Ledesma to face pressure for Argentina's World Cup failure
TOKYO (AP) — Argentina is about to make its earliest exit from the Rugby World Cup in 16 years, and coach Mario Ledesma knows his future will be a hot topic.
"Obviously I'm the head coach and I'm responsible," Ledesma said after 14-man Argentina lost to England 39-10 on Saturday in Tokyo. "As far as I know my contract is still running."
Argentina's exit at the group stage would become official on Sunday if France beat Tonga — as expected.
Ledesma's coaching performance in this Rugby World Cup will be immediately compared with that of Gonzalo Quesada, who coached the Argentina-based Jaguars — using almost all the same players — to the Super Rugby final in June.
Ledesma and Quesada played together on Argentina's national team — Ledesma as a hooker and Quesada as a flyhalf.
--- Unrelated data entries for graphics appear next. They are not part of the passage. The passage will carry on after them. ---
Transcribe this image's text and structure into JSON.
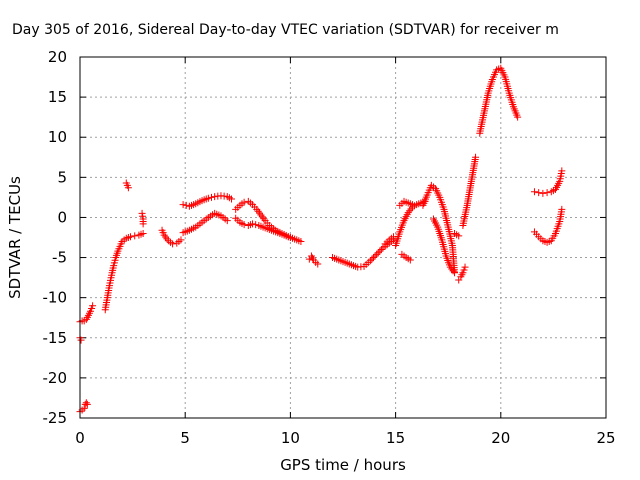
{
  "chart_data": {
    "type": "scatter",
    "title": "Day 305 of 2016, Sidereal Day-to-day VTEC variation (SDTVAR) for receiver m",
    "xlabel": "GPS time / hours",
    "ylabel": "SDTVAR / TECUs",
    "xlim": [
      0,
      25
    ],
    "ylim": [
      -25,
      20
    ],
    "xticks": [
      0,
      5,
      10,
      15,
      20,
      25
    ],
    "yticks": [
      -25,
      -20,
      -15,
      -10,
      -5,
      0,
      5,
      10,
      15,
      20
    ],
    "grid": true,
    "marker": "+",
    "color": "#ff0000",
    "segments": [
      {
        "x": [
          0.0,
          0.05
        ],
        "y": [
          -15.0,
          -15.3
        ]
      },
      {
        "x": [
          0.0,
          0.1,
          0.2
        ],
        "y": [
          -24.2,
          -24.0,
          -23.8
        ]
      },
      {
        "x": [
          0.25,
          0.3,
          0.35
        ],
        "y": [
          -23.3,
          -23.1,
          -23.3
        ]
      },
      {
        "x": [
          0.0,
          0.1,
          0.2,
          0.3,
          0.4,
          0.5,
          0.6
        ],
        "y": [
          -13.0,
          -12.9,
          -12.9,
          -12.7,
          -12.2,
          -11.7,
          -11.0
        ]
      },
      {
        "x": [
          1.2,
          1.3,
          1.4,
          1.5,
          1.6,
          1.7,
          1.8,
          1.9,
          2.0,
          2.1,
          2.2,
          2.3,
          2.4,
          2.6,
          2.8,
          3.0
        ],
        "y": [
          -11.5,
          -10.0,
          -8.5,
          -7.2,
          -6.0,
          -5.0,
          -4.2,
          -3.6,
          -3.0,
          -2.8,
          -2.6,
          -2.5,
          -2.4,
          -2.3,
          -2.2,
          -2.0
        ]
      },
      {
        "x": [
          2.2,
          2.25,
          2.3
        ],
        "y": [
          4.3,
          4.0,
          3.7
        ]
      },
      {
        "x": [
          2.95,
          3.0,
          3.0
        ],
        "y": [
          0.5,
          -0.2,
          -0.8
        ]
      },
      {
        "x": [
          3.9,
          4.0,
          4.2,
          4.4,
          4.6,
          4.8
        ],
        "y": [
          -1.6,
          -2.2,
          -2.9,
          -3.3,
          -3.2,
          -2.8
        ]
      },
      {
        "x": [
          4.9,
          5.2,
          5.5,
          5.8,
          6.1,
          6.4,
          6.7,
          7.0
        ],
        "y": [
          -1.9,
          -1.6,
          -1.2,
          -0.6,
          0.0,
          0.5,
          0.2,
          -0.4
        ]
      },
      {
        "x": [
          4.9,
          5.2,
          5.5,
          5.8,
          6.1,
          6.4,
          6.7,
          7.0,
          7.2
        ],
        "y": [
          1.6,
          1.4,
          1.7,
          2.1,
          2.4,
          2.6,
          2.7,
          2.6,
          2.3
        ]
      },
      {
        "x": [
          7.4,
          7.6,
          7.8,
          8.0,
          8.2,
          8.4,
          8.6,
          8.8,
          9.0,
          9.3,
          9.6,
          9.9,
          10.2,
          10.5
        ],
        "y": [
          1.0,
          1.5,
          1.9,
          2.0,
          1.6,
          1.0,
          0.3,
          -0.4,
          -1.0,
          -1.6,
          -2.0,
          -2.4,
          -2.7,
          -3.0
        ]
      },
      {
        "x": [
          7.4,
          7.6,
          7.8,
          8.0,
          8.2,
          8.5,
          8.8,
          9.1,
          9.4,
          9.7,
          10.0
        ],
        "y": [
          -0.1,
          -0.6,
          -0.9,
          -1.0,
          -0.8,
          -1.0,
          -1.3,
          -1.6,
          -1.9,
          -2.2,
          -2.5
        ]
      },
      {
        "x": [
          10.9,
          11.0,
          11.1,
          11.2,
          11.3
        ],
        "y": [
          -5.2,
          -4.8,
          -5.3,
          -5.6,
          -5.8
        ]
      },
      {
        "x": [
          12.0,
          12.3,
          12.6,
          12.9,
          13.2,
          13.5,
          13.8,
          14.1,
          14.4,
          14.7,
          14.9
        ],
        "y": [
          -5.0,
          -5.3,
          -5.6,
          -5.9,
          -6.2,
          -6.1,
          -5.4,
          -4.6,
          -3.8,
          -3.2,
          -2.8
        ]
      },
      {
        "x": [
          14.5,
          14.7,
          14.9
        ],
        "y": [
          -3.3,
          -2.8,
          -2.4
        ]
      },
      {
        "x": [
          15.0,
          15.2,
          15.4,
          15.6,
          15.8,
          16.0,
          16.2,
          16.4
        ],
        "y": [
          -3.5,
          -1.8,
          -0.4,
          0.6,
          1.3,
          1.6,
          1.8,
          2.0
        ]
      },
      {
        "x": [
          15.3,
          15.5,
          15.7
        ],
        "y": [
          -4.6,
          -5.0,
          -5.3
        ]
      },
      {
        "x": [
          15.2,
          15.4,
          15.6,
          15.8
        ],
        "y": [
          1.5,
          2.0,
          1.8,
          1.6
        ]
      },
      {
        "x": [
          16.3,
          16.5,
          16.7,
          16.9,
          17.1,
          17.3,
          17.5,
          17.7,
          17.8
        ],
        "y": [
          1.5,
          2.8,
          4.0,
          3.6,
          2.5,
          1.0,
          -1.2,
          -3.5,
          -6.8
        ]
      },
      {
        "x": [
          16.8,
          17.0,
          17.2,
          17.4,
          17.6,
          17.8
        ],
        "y": [
          -0.2,
          -1.2,
          -2.8,
          -4.8,
          -6.2,
          -6.9
        ]
      },
      {
        "x": [
          17.8,
          18.0
        ],
        "y": [
          -2.0,
          -2.3
        ]
      },
      {
        "x": [
          18.0,
          18.1,
          18.2,
          18.3
        ],
        "y": [
          -7.8,
          -7.4,
          -6.9,
          -6.2
        ]
      },
      {
        "x": [
          18.2,
          18.4,
          18.6,
          18.8
        ],
        "y": [
          -1.0,
          1.5,
          4.5,
          7.5
        ]
      },
      {
        "x": [
          19.0,
          19.2,
          19.4,
          19.6,
          19.8,
          20.0,
          20.2,
          20.4,
          20.6,
          20.8
        ],
        "y": [
          10.5,
          13.0,
          15.5,
          17.2,
          18.4,
          18.6,
          17.5,
          15.5,
          13.8,
          12.5
        ]
      },
      {
        "x": [
          21.6,
          21.8,
          22.0,
          22.2,
          22.4,
          22.6,
          22.8,
          22.9
        ],
        "y": [
          -1.8,
          -2.4,
          -2.9,
          -3.1,
          -2.9,
          -2.0,
          -0.5,
          1.0
        ]
      },
      {
        "x": [
          21.6,
          21.8,
          22.0,
          22.2,
          22.4,
          22.6,
          22.8,
          22.9
        ],
        "y": [
          3.2,
          3.1,
          3.0,
          3.1,
          3.2,
          3.5,
          4.5,
          5.8
        ]
      }
    ]
  }
}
Adding to the pressure is the fact that Argentina reached the semifinals in the 2015 Rugby World Cup in England, and also made the final four in 2007.
"I was not able to meet the expectations, and I'm quite disappointed about that," said Ledesma, who described this Rugby World Cup as "wide open," further adding to the pain.
Argentina was on mostly even terms with England and trailed only 5-3 when Tomas Lavanini was red-carded in the 18th minute for a dangerous tackle on England's Owen Farrell.
"I thought it was fair," Ledsema said of the red card which left Argentina with a man down for more than three-quarters of the game. "It had a big impact, especially because it was pretty early in the game."
The England loss hurt, but worse was the 23-21 loss to France in the opening Pool C match. Argentina trailed 20-3 at the half, and then rallied hard. Argentina rebounded with a 28-12 win over Tonga to finetune for the England match, but it ultimately did no good. Argentina will finish its campaign against the U.S. Eagles on Wednesday, three days before England and France meet to determine top spot in the group.
Ledesma talked about looking to the future and repeated that 16 of his players had made debuts in this Rugby World Cup. He also pointed out that England failed to advance from the pool stage in a tournament it hosted just four years ago.
"There's always teams that win or lose in the World Cup. We're not the first," he said.
The match was edgy from the start, players often pushing and shoving. And it got a bit worse after the red card, which seemed to motivate Argentina and give players a "psychological lift," as England coach Eddie Jones called it.
"I probably wouldn't call them fights," said Farrell, who was nursing a sore jaw from Lavanini's high tackle. "But yeah, there was a lot of stuff after the ball. It's not something we want to get caught up in, but we want to be able to look after our players."